The above description is only a preferred embodiment of the present invention, but the scope of the present invention is not limited thereto, and any changes or substitutions that can be made by those skilled in the art without inventive work within the technical scope of the present invention are included in the scope of the present invention. Therefore, the protection scope of the present invention shall be subject to the protection scope defined by the claims.

Claims

1. A method of removing gray edges from a scanned document image, comprising scanning the document image, wherein the scanned document image has gray edges, and performing gray scale transformation on the scanned document to form a gray scale map (1), characterized in that: the method also comprises the following treatment method for removing the dust edge:

s1, using scale transformation to reduce the gray scale image (1),

s2, carrying out reverse binary thresholding on the image;

s5, acquiring a rotation rectangle which is a minimum enclosing rectangle for removing all points in the list;

s6, enlarging the rotating rectangle into an original proportion;

s7, obtaining the center coordinates of the gray edge area (2);

s8, obtaining the pixel coordinates of the grey edge area (2) through coordinate transformation;

in S8, the coordinate transformation process includes:

x ₀ ＝(x-center_x)*cos(A)-(y-center_y)*sin(A)+center_x

y ₀ ＝(x-center_x)*sin(A)+(y-center_y)*cos(A)+center_y

wherein x and y are respectively the abscissa and the ordinate of the point of the removal list; x is the number of ₀ 、y ₀ The abscissa and the ordinate of the pixel point in the gray edge area (2) are shown; center _ x and center _ y are respectively an abscissa and an ordinate of a center coordinate of the gray edge area (2); a is a rotation angle;

and S9, filling white in the grey edge area (2).

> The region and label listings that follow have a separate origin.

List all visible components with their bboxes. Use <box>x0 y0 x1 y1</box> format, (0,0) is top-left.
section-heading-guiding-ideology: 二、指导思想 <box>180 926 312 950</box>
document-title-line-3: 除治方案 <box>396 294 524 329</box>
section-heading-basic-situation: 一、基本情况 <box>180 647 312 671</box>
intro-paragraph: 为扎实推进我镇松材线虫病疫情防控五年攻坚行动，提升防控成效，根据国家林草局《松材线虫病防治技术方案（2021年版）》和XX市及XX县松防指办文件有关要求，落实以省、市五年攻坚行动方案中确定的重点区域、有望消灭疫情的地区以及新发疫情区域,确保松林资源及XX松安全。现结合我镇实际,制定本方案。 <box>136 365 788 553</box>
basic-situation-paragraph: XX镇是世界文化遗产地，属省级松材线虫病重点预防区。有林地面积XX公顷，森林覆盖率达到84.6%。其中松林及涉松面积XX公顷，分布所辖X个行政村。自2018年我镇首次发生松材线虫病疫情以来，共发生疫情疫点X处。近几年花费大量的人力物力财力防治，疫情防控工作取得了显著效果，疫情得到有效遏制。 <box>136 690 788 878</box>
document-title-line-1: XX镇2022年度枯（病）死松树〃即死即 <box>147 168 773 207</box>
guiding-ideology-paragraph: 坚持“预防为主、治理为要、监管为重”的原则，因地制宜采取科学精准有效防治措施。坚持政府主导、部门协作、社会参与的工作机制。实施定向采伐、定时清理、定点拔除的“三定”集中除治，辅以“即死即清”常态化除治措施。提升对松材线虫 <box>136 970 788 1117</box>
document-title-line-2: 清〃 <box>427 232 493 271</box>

2. A method of graying out a scanned document image according to claim 1, wherein: and S1, reducing the size of the gray scale image (1) to be 1-50% of the original size.

3. A method of deashing a scanned document image according to claim 1, characterized in that: and S2, the thresholding process is a threshold value adjustable threshold value or Dajin binarization process.

4. A method of deashing a scanned document image according to claim 1, characterized in that: in S3, the recording mode of the total list is a linked list.

5. A method of deashing a scanned document image according to claim 1, characterized in that: in step S9, the dot grayscale value in the gray edge region (2) is set to 255, so that the gray edge region (2) is filled with white.